The Scientific Revolution never flourished in Eastern Europe as it had in the West. Theological and devotional literature dominated universities and libraries. As a result, Eastern Europe has been remembered more for its music than for its science. The Russian Orthodox Church denounced secular knowledge and experimentation as heresy and the work of the antichrist. This fact, coupled with the fact that the Renaissance never reached Russia, kept the country from participating in the new era of science. The sole exception was the work of Peter the Great who after his trip to Western Europe wished to refute the Western view that "we are barbarians who disregard science." He promoted some scientific research, but it was all for practical purposes, such as shipbuilding and improving artillery.

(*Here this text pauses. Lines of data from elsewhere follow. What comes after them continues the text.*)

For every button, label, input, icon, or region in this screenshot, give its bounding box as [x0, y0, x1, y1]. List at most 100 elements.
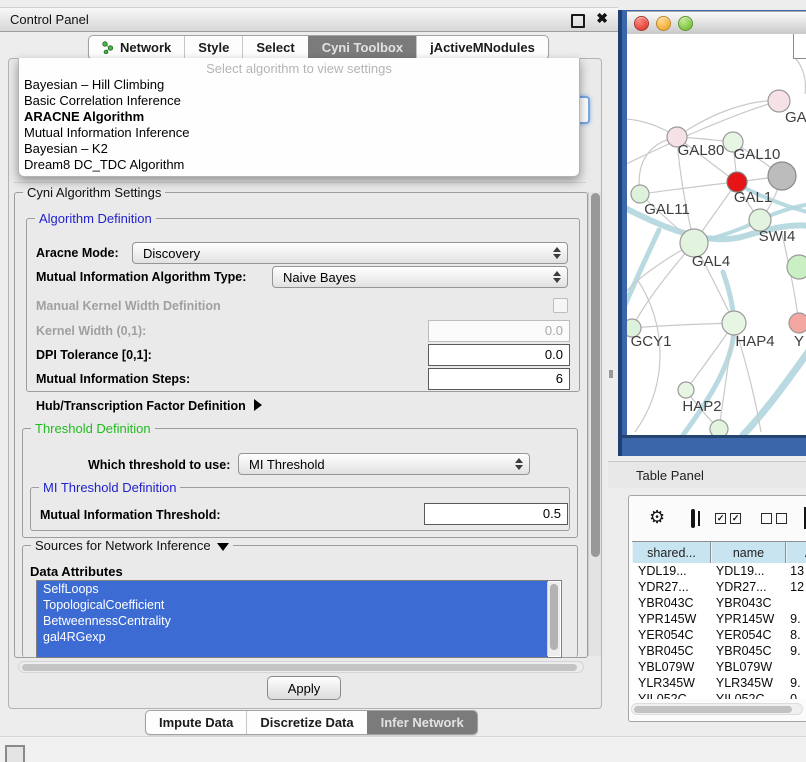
table-row[interactable]: YDR27...YDR27...12 [632, 579, 806, 595]
tab-jactivemnodules[interactable]: jActiveMNodules [416, 36, 548, 59]
spinner-arrows-icon [553, 243, 561, 263]
network-node[interactable] [787, 255, 806, 279]
table-cell: YBL079W [710, 659, 784, 675]
network-node-y[interactable] [789, 313, 806, 333]
algorithm-option-basic-correlation-inference[interactable]: Basic Correlation Inference [19, 93, 579, 109]
network-node-hap2[interactable] [678, 382, 694, 398]
network-canvas[interactable]: GALGAL80GAL10GAL1GAL11GAL4SWI4GCY1HAP4YH… [627, 34, 806, 435]
table-row[interactable]: YBR043CYBR043C [632, 595, 806, 611]
collapsed-panel-icon[interactable] [5, 745, 25, 762]
algorithm-option-bayesian-hill-climbing[interactable]: Bayesian – Hill Climbing [19, 77, 579, 93]
table-cell: 9. [784, 643, 806, 659]
zoom-traffic-light-icon[interactable] [678, 16, 693, 31]
gear-icon[interactable]: ⚙ [649, 509, 665, 527]
splitter-handle[interactable] [609, 370, 613, 378]
table-cell: 9. [784, 611, 806, 627]
tab-impute-data[interactable]: Impute Data [146, 711, 246, 734]
table-cell: 0 [784, 691, 806, 699]
tab-discretize-data[interactable]: Discretize Data [246, 711, 366, 734]
table-toolbar: ⚙ ✓✓ [629, 496, 806, 540]
algorithm-placeholder: Select algorithm to view settings [19, 58, 579, 77]
scrollbar-thumb[interactable] [22, 664, 577, 671]
select-all-icon[interactable]: ✓✓ [715, 513, 741, 524]
table-cell: 12 [784, 579, 806, 595]
data-attributes-list[interactable]: SelfLoopsTopologicalCoefficientBetweenne… [36, 580, 562, 658]
node-table: ⚙ ✓✓ shared...nameA YDL19...YDL19...13YD… [628, 495, 806, 722]
table-cell: YIL052C [710, 691, 784, 699]
network-node-hap4[interactable] [722, 311, 746, 335]
deselect-all-icon[interactable] [761, 513, 787, 524]
network-view-window[interactable]: GALGAL80GAL10GAL1GAL11GAL4SWI4GCY1HAP4YH… [618, 10, 806, 456]
column-header-a[interactable]: A [786, 542, 806, 563]
settings-vertical-scrollbar[interactable] [588, 192, 601, 656]
manual-kernel-checkbox[interactable] [553, 298, 568, 313]
table-row[interactable]: YLR345WYLR345W9. [632, 675, 806, 691]
algorithm-option-bayesian-k2[interactable]: Bayesian – K2 [19, 141, 579, 157]
list-scrollbar[interactable] [547, 582, 560, 656]
algorithm-option-mutual-information-inference[interactable]: Mutual Information Inference [19, 125, 579, 141]
kernel-width-field[interactable]: 0.0 [428, 320, 570, 342]
column-header-name[interactable]: name [711, 542, 786, 563]
table-header: shared...nameA [632, 541, 806, 564]
canvas-widget-fragment[interactable] [793, 34, 806, 59]
algorithm-option-aracne-algorithm[interactable]: ARACNE Algorithm [19, 109, 579, 125]
attribute-item-betweennesscentrality[interactable]: BetweennessCentrality [37, 613, 548, 629]
table-cell: 8. [784, 627, 806, 643]
network-node[interactable] [710, 420, 728, 435]
algorithm-option-dream8-dc-tdc-algorithm[interactable]: Dream8 DC_TDC Algorithm [19, 157, 579, 173]
split-columns-icon[interactable] [691, 509, 695, 528]
table-cell: YER054C [632, 627, 710, 643]
table-panel-titlebar: Table Panel [608, 461, 806, 488]
table-row[interactable]: YDL19...YDL19...13 [632, 563, 806, 579]
tab-infer-network[interactable]: Infer Network [367, 711, 477, 734]
attribute-item-partial[interactable] [37, 645, 548, 658]
mi-threshold-label: Mutual Information Threshold: [40, 508, 221, 522]
mi-type-combobox[interactable]: Naive Bayes [272, 266, 568, 288]
minimize-traffic-light-icon[interactable] [656, 16, 671, 31]
aracne-mode-combobox[interactable]: Discovery [132, 242, 568, 264]
table-row[interactable]: YPR145WYPR145W9. [632, 611, 806, 627]
scrollbar-thumb[interactable] [634, 706, 792, 713]
collapsed-arrow-icon [254, 399, 262, 411]
settings-horizontal-scrollbar[interactable] [18, 661, 584, 673]
mi-threshold-field[interactable]: 0.5 [424, 503, 568, 525]
float-panel-icon[interactable] [571, 14, 585, 28]
mi-steps-field[interactable]: 6 [428, 368, 570, 390]
node-label-hap2: HAP2 [682, 398, 721, 415]
network-window-titlebar[interactable] [627, 11, 806, 35]
table-cell: YDL19... [710, 563, 784, 579]
tab-style[interactable]: Style [184, 36, 242, 59]
algorithm-dropdown-popup: Select algorithm to view settings Bayesi… [18, 58, 580, 177]
tab-select[interactable]: Select [242, 36, 307, 59]
apply-button[interactable]: Apply [267, 676, 341, 700]
tab-network[interactable]: Network [89, 36, 184, 59]
table-cell: 9. [784, 675, 806, 691]
table-cell: YLR345W [710, 675, 784, 691]
which-threshold-combobox[interactable]: MI Threshold [238, 453, 530, 475]
table-cell: YDR27... [710, 579, 784, 595]
attribute-item-topologicalcoefficient[interactable]: TopologicalCoefficient [37, 597, 548, 613]
table-row[interactable]: YIL052CYIL052C0 [632, 691, 806, 699]
mi-type-value: Naive Bayes [283, 270, 356, 285]
network-node[interactable] [768, 162, 796, 190]
attribute-item-selfloops[interactable]: SelfLoops [37, 581, 548, 597]
attribute-item-gal4rgexp[interactable]: gal4RGexp [37, 629, 548, 645]
tab-cyni-toolbox[interactable]: Cyni Toolbox [308, 36, 416, 59]
column-header-shared-[interactable]: shared... [632, 542, 711, 563]
table-cell [784, 659, 806, 675]
scrollbar-thumb[interactable] [550, 584, 558, 650]
table-row[interactable]: YBL079WYBL079W [632, 659, 806, 675]
sources-expander[interactable]: Sources for Network Inference [31, 538, 233, 553]
table-row[interactable]: YBR045CYBR045C9. [632, 643, 806, 659]
table-cell: YER054C [710, 627, 784, 643]
dpi-tolerance-field[interactable]: 0.0 [428, 344, 570, 366]
manual-kernel-label: Manual Kernel Width Definition [36, 299, 221, 313]
close-traffic-light-icon[interactable] [634, 16, 649, 31]
table-horizontal-scrollbar[interactable] [631, 703, 803, 715]
hub-definition-expander[interactable]: Hub/Transcription Factor Definition [36, 399, 262, 413]
table-cell: 13 [784, 563, 806, 579]
table-row[interactable]: YER054CYER054C8. [632, 627, 806, 643]
close-icon[interactable]: ✖ [596, 10, 608, 27]
dpi-tolerance-label: DPI Tolerance [0,1]: [36, 348, 152, 362]
scrollbar-thumb[interactable] [591, 193, 600, 557]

The Scientific Revolution appeared to force theology into the background. Although the scholars of the time did not doubt the existence of God, or His creation of the Universe, they saw him as impersonal and uninvolved. Descartes had implied that humanity could live independently of God. He got into hot water with church officials because his writings seemed to deny the existence of God. There was no question that the role of religion and of the Deity was suddenly a matter of debate. John Donne, the English poet wrote in 1612, "The new philosophy calls all in doubt.
Unquestionably, the revolution called Absolutism into doubt by influencing the Philosophes of the Enlightenment. The belief in the intrinsic value of freedom and the philosophe’s belief that people should be ruled by law, not rulers, challenged the very nature of absolutism.